City Council Health Committee Chair Mark Levine is asking federal authorities to open up the Javits Convention Center and the USNS Comfort to COVID-19 patients moving out of the Intensive Care Unit. 

The Javits Convention Center and USNS Comfort were originally intended to relieve the strain on the NYC healthcare system by diverting non-COVID-19-related patients away from the overwhelmed hospitals. 

“The current plan for the Comfort & Javits Center is to take non-COVID trauma patients, but this is not sustainable,” Levine said. “There are still huge numbers of recovering patients that can and need to be rotated out to a lower level of care.
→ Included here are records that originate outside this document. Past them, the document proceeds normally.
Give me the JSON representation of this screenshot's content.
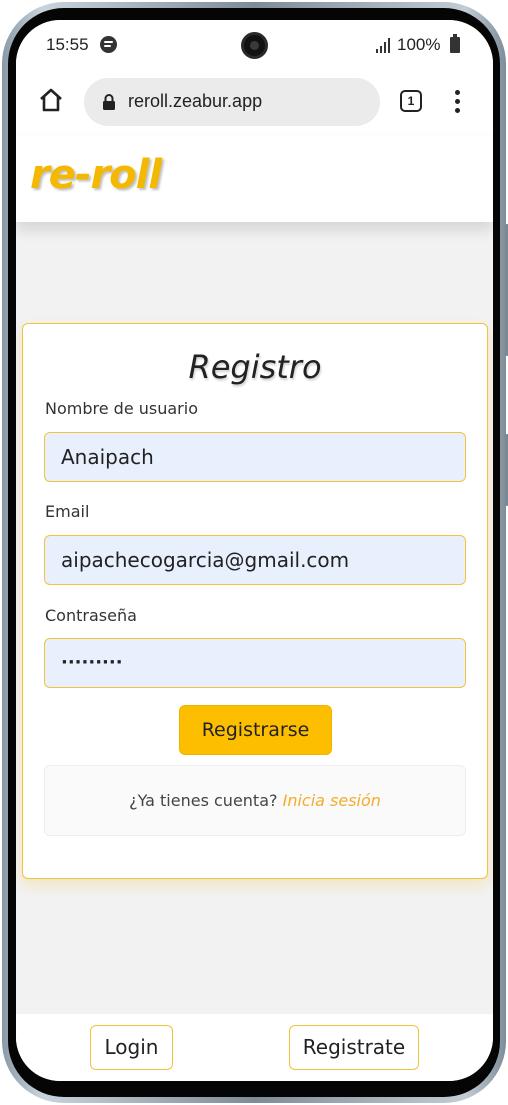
{
  "status_bar": {
    "time": "15:55",
    "battery": "100%",
    "icons": [
      "spotify-icon",
      "front-camera",
      "signal-icon",
      "battery-icon"
    ]
  },
  "browser": {
    "url": "reroll.zeabur.app",
    "tab_count": "1",
    "icons": [
      "home-icon",
      "lock-icon",
      "tabs-icon",
      "more-vert-icon"
    ]
  },
  "app": {
    "logo": "re-roll",
    "brand_color": "#f5b800"
  },
  "form": {
    "title": "Registro",
    "username_label": "Nombre de usuario",
    "username_value": "Anaipach",
    "email_label": "Email",
    "email_value": "aipachecogarcia@gmail.com",
    "password_label": "Contraseña",
    "password_value": "·········",
    "submit_label": "Registrarse",
    "login_prompt": "¿Ya tienes cuenta?",
    "login_link": "Inicia sesión",
    "input_bg": "#e8f0fe",
    "button_color": "#fdbe00"
  },
  "bottom_nav": {
    "login": "Login",
    "register": "Registrate"
  }
}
We need the beds on the Comfort and in the Javits Center to serve as surge beds for these COVID-19 patients coming out of ICU. I am calling on the federal authorities who oversee these facilities to change course and start using their capacity in the manner in which it is most needed.”

The Javits Convention Center has 2,500 beds. The USNS Comfort has 1,000 beds, 12 operating rooms and 1,000 medical officers onboard. Only 20 patients had been transferred to the USNS Comfort as of April 2, according to the New York Times. 

Levine says there is an increasing strain on NYC hospitals because of a stream of arrivals of acutely ill COVID-19 patients and an inability to discharge patients coming out of ICU. 

“Every element of the city’s healthcare system is under unprecedented strain,” Levine said. “The mounting overflow we are seeing in city hospitals is a simple math problem: more COVID-19 patients are coming in than are being discharged. Hospitals need to be able to discharge COVID-19 patients who are no longer critical, but currently, there is nowhere for these recovering patients to be discharged to. These patients stay on for much longer than normal patients and they are taking up hospital capacity that is needed for incoming patients.”